Puck's malicious influence pervades the lovers. Under Puck's spell, delivered with a red pen-light, a gymnastic Lysander behaves with callous disregard to Hermia, who literally - and comically - clings to his every movement. Moments later, Lysander and Demetrius catch Hermia in mid-air as she leaps in anger at Helena, and then they gesture with her limbs to make their own verbal points before burying her beneath a pile of pillows.

Marton uses the doubling - Titania with Hippolyta, Oberon with Theseus - to good effect. The line between mortal and immortal blurs for the audience because there is no differentiation between the Duke and his wife and the King and Queen of the Fairy kingdom. Bottom, when taking the stage in the play within the play, gives an exaggerated and telling double take when he first sees Hippolyta, sensing her true identity.

The production concludes after the young lovers inadvertently pair off with the wrong mates then correct themselves. Oberon and Titania reconcile, then remove their dark robes to expose the white attire of Theseus and Hippolyta - revealing themselves to be their earthly counterparts. Puck's disapproval is apparent, but he is whisked out of sight upon the rising catwalk, although he of course returns for the final "if we shadows have offended" speech - an apology delivered without remorse, quite appropriately, at least for Marton's vision of Puck.

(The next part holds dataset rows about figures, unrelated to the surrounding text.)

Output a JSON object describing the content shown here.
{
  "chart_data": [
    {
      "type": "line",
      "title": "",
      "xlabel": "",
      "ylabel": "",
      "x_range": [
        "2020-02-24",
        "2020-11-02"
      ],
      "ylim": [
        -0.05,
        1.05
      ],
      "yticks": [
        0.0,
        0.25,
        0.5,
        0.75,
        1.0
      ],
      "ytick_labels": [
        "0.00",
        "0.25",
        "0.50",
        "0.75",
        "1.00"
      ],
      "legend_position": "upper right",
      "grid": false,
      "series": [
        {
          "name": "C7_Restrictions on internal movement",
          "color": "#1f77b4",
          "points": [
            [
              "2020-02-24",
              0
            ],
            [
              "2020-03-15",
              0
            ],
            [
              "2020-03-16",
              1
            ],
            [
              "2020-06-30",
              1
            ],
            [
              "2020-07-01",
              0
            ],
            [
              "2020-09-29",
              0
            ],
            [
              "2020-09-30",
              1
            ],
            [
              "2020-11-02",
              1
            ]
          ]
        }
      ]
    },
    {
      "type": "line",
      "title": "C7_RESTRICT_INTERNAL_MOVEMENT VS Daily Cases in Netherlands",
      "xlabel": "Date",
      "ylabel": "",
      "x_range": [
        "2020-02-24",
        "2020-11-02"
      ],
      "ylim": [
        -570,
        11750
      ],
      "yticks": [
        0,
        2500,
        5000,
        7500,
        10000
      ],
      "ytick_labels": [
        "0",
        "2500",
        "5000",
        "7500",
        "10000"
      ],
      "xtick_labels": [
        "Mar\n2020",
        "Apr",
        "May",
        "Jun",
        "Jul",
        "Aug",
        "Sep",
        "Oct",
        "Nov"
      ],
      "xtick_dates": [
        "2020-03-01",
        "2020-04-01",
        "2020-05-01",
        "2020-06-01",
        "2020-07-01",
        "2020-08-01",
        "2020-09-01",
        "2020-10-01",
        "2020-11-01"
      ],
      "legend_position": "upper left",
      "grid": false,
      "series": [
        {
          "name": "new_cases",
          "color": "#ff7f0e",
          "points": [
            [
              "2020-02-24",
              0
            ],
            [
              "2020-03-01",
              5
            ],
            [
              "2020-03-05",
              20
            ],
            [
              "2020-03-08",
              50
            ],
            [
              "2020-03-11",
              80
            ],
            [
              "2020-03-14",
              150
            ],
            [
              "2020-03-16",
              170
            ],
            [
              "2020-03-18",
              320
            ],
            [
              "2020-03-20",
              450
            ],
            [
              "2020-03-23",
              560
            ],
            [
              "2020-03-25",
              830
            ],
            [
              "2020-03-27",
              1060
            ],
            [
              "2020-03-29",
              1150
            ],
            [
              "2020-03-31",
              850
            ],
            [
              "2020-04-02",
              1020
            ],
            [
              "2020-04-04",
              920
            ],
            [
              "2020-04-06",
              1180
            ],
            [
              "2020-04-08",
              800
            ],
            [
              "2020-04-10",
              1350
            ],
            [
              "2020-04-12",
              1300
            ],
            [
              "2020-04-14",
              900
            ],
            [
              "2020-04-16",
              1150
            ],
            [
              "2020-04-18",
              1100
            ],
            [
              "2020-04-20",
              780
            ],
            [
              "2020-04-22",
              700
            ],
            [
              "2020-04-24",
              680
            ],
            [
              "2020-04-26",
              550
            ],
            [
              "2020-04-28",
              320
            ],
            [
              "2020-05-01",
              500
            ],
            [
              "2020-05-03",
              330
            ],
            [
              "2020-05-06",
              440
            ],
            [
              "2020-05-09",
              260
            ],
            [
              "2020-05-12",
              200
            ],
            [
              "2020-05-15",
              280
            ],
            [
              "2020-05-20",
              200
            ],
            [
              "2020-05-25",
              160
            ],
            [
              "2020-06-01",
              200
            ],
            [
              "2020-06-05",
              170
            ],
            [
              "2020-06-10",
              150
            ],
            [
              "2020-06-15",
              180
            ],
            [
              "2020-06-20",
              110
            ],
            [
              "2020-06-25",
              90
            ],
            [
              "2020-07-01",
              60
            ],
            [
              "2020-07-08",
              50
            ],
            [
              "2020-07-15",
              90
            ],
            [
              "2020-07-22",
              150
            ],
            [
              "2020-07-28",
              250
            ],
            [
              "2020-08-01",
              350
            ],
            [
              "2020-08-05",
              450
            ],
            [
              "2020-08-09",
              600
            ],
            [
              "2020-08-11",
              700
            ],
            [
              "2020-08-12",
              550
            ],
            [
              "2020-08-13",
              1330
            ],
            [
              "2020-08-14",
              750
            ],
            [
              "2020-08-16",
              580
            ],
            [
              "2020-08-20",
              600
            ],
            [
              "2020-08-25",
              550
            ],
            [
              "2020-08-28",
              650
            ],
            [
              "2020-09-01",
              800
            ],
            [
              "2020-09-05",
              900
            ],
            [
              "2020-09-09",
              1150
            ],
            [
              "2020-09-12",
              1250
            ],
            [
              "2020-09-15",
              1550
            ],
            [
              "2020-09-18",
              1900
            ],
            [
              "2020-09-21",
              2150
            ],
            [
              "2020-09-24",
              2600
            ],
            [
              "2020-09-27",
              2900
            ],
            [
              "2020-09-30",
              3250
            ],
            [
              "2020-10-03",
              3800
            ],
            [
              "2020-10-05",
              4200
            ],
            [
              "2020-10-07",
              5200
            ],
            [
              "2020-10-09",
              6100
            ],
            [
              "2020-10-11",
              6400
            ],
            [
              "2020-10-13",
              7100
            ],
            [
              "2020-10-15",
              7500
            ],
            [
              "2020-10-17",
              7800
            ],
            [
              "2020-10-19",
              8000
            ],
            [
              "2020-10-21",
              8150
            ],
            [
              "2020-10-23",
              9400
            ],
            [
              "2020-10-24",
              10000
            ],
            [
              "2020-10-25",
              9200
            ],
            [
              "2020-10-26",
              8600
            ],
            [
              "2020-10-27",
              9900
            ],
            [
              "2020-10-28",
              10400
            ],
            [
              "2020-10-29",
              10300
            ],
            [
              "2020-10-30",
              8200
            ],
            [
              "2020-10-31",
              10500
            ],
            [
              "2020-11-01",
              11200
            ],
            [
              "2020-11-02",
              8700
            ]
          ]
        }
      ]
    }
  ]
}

Court's A Midsummer Night's Dream certainly succeeds in its intention, although it becomes difficult to enjoy such unlikable spirit-world characters. The darkness and malevolence of tone are less entertaining, although more disturbing - and admittedly more interesting - than a standard issue Midsummer's Night. Trouble is, the play works best as a romantic entertainment.

Note: A version of this article was edited and published in Shakespeare Bulletin, Vol.17, No.2, Spring 1999.